Page MenuHomePhabricator

Research technical aspects of upload speed
Closed, DeclinedPublic

Description

Realized when doing the test upload that it took about half an hour to upload the 10 test items (since they all have a lot of claims with references). Which is not really an accetable speed for a large-scale upload. Pywikibot throttle settings?

Event Timeline

pywikibots automatic throttle should have changed with the botflag which should make it a bit quicker. There is also the possibility of decreasing the throttle a bit more.

The main issue though is that each change is a separate edit. This is largely due to limitations in pywikibot.

Even now that the account has a botflag, it still took over a minute to upload an "item" with 5 claims and 2 labels to the Sandbox... Got a "sleeping for 8 seconds" after every operation.

Will do some testing with:

maxlag = 0
maxthrottle = 10
minthrottle = 0
put_throttle = 5

Tested with

maxthrottle = 5
minthrottle = 0
put_throttle = 2

It took 42 seconds to upload an item with 11 claims and 8 references. The ships are particularly claim-rich though -- most other datasets contain simpler items, which will take less time.

Tested with

maxthrottle = 5
minthrottle = 0
put_throttle = 2

It took 42 seconds to upload an item with 11 claims and 8 references. The ships are particularly claim-rich though -- most other datasets contain simpler items, which will take less time.

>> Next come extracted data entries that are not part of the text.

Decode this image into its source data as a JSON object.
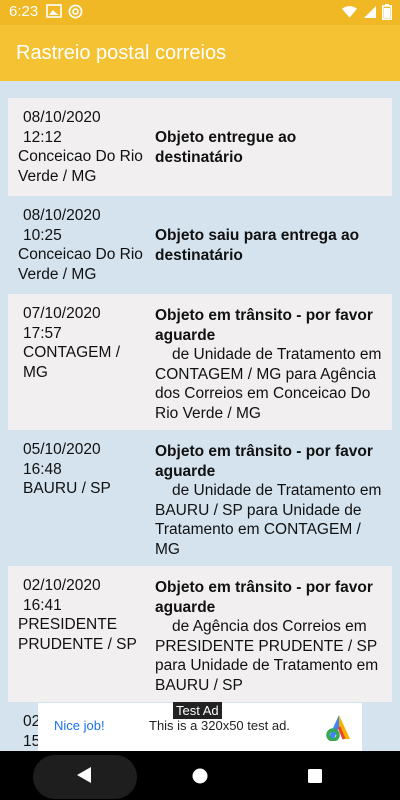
{
  "status_bar": {
    "time": "6:23"
  },
  "app_bar": {
    "title": "Rastreio postal correios"
  },
  "events": [
    {
      "date": "08/10/2020",
      "time": "12:12",
      "location": "Conceicao Do Rio Verde / MG",
      "status": "Objeto entregue ao destinatário",
      "detail": ""
    },
    {
      "date": "08/10/2020",
      "time": "10:25",
      "location": "Conceicao Do Rio Verde / MG",
      "status": "Objeto saiu para entrega ao destinatário",
      "detail": ""
    },
    {
      "date": "07/10/2020",
      "time": "17:57",
      "location": "CONTAGEM / MG",
      "status": "Objeto em trânsito - por favor aguarde",
      "detail": "de Unidade de Tratamento em CONTAGEM / MG para Agência dos Correios em Conceicao Do Rio Verde / MG"
    },
    {
      "date": "05/10/2020",
      "time": "16:48",
      "location": "BAURU / SP",
      "status": "Objeto em trânsito - por favor aguarde",
      "detail": "de Unidade de Tratamento em BAURU / SP para Unidade de Tratamento em CONTAGEM / MG"
    },
    {
      "date": "02/10/2020",
      "time": "16:41",
      "location": "PRESIDENTE PRUDENTE / SP",
      "status": "Objeto em trânsito - por favor aguarde",
      "detail": "de Agência dos Correios em PRESIDENTE PRUDENTE / SP para Unidade de Tratamento em BAURU / SP"
    },
    {
      "date": "02",
      "time": "15",
      "location": "",
      "status": "",
      "detail": ""
    }
  ],
  "ad": {
    "tag": "Test Ad",
    "nice": "Nice job!",
    "text": "This is a 320x50 test ad."
  },
  "icons": {
    "status_left": [
      "photo-icon",
      "at-sign-icon"
    ],
    "status_right": [
      "wifi-icon",
      "signal-icon",
      "battery-icon"
    ],
    "nav": [
      "back-icon",
      "home-icon",
      "recents-icon"
    ]
  },
  "colors": {
    "app_bar": "#f4c233",
    "status_bar": "#f0b825",
    "background": "#d4e3ee",
    "card": "#f1eff0",
    "ad_link": "#1a73e8"
  }
}
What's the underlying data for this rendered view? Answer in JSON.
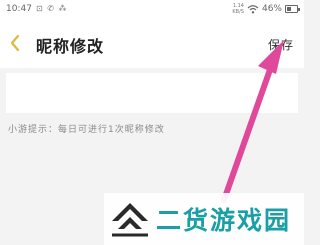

Which maxlag value did you use in that test?

Which maxlag value did you use in that test?

It was 0.

Which maxlag value did you use in that test?

It was 0.

I'd try bumping that to 5 which I believe is standard value but shouldn't make it slower

There is another task looking at re-factoring the pywikibot.Claim code to allow for writing claim+qualifiers+sources in one edit.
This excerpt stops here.